Andy Ngo has been accused of being a “right-wing troll” and a “right-wing provocateur” who is heavily critical of left-wing politics and “Antifa”. He left his job as editor of Quillette after Portland newspaper The Mercury published a story revealing that Ngo witnessed a far-right group planning violence but never reported it. Ngo’s lawyers contacted the Mercury asking for a retraction and stating that Ngo denies certain claims made by a source quoted in this article. The Mercury stands by its reporting.

The organisation Transgender Trend, which describes itself as the “leading organisation in the call for evidence-based healthcare for children and young people suffering gender dysphoria and for factual, science-based teaching in schools” has faced criticism for sharing platforms with right-wing groups. 

Its founder and director Stephanie Davies-Arai spoke at an event in Parliament hosted by the Lords and Commons Family and Child Protection Group, convened by Voice for Justice’s Reverend Lynda Rose and chaired by the Democratic Unionist Party leader Sir Jeffrey Donaldson. 

In January, Rose spoke at an event organised by the Marriage Sex and Culture group alongside speakers who believed homosexuality could be treated like “an addiction” and who shared pro-Trump conspiracy theories. 

Other speakers at the Parliamentary event included Judith Nemeth, Director of the Values Foundation. The Foundation’s committee member, Roger Kiska, was formerly legal counsel at Alliance Defending Freedom where he supported an anti-equal marriage referendum in Slovakia. ADF is designated a “hate group” by the Southern Poverty Law Centre, although it disputes the allegation. Kiska is now part of the Christian Legal Centre, run by Christian Concern. The latter is linked to the extreme anti-abortion group that targeted Labour MP Stella Creasy with graphic billboards, CBR UK.
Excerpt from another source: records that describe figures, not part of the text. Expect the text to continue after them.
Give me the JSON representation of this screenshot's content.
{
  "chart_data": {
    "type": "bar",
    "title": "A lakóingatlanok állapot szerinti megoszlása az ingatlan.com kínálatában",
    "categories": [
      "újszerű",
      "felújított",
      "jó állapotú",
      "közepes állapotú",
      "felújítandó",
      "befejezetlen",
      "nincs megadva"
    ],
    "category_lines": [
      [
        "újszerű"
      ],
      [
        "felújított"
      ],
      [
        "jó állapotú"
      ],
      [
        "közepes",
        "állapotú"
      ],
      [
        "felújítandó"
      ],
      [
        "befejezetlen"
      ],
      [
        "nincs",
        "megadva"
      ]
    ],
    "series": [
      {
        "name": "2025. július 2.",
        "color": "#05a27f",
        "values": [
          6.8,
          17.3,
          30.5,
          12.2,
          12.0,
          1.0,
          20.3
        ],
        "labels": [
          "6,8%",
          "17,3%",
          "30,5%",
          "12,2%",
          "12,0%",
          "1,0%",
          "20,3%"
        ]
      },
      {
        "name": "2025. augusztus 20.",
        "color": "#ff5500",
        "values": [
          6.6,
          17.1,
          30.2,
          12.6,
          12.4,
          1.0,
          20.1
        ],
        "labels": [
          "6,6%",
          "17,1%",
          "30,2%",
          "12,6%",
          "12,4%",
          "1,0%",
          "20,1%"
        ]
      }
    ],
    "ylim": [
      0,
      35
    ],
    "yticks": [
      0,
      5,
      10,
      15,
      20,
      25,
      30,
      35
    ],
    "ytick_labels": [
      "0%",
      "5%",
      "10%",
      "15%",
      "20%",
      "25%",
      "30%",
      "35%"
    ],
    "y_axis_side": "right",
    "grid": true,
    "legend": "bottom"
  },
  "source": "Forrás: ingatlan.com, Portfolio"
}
Patron of the Values Foundation is Sir Edward Leigh, a member of the Common Sense Group in Parliament which was criticised last year for using the term “cultural Marxism”. The group aims to “safeguard British values” from “cultural Marxist dogma.”

A briefing paper prepared by the Antisemitism Policy Trust was sent to all Conservative MPs and peers to warn that using the term could result in their words “inadvertently” acting as “dog-whistle for the far-right.”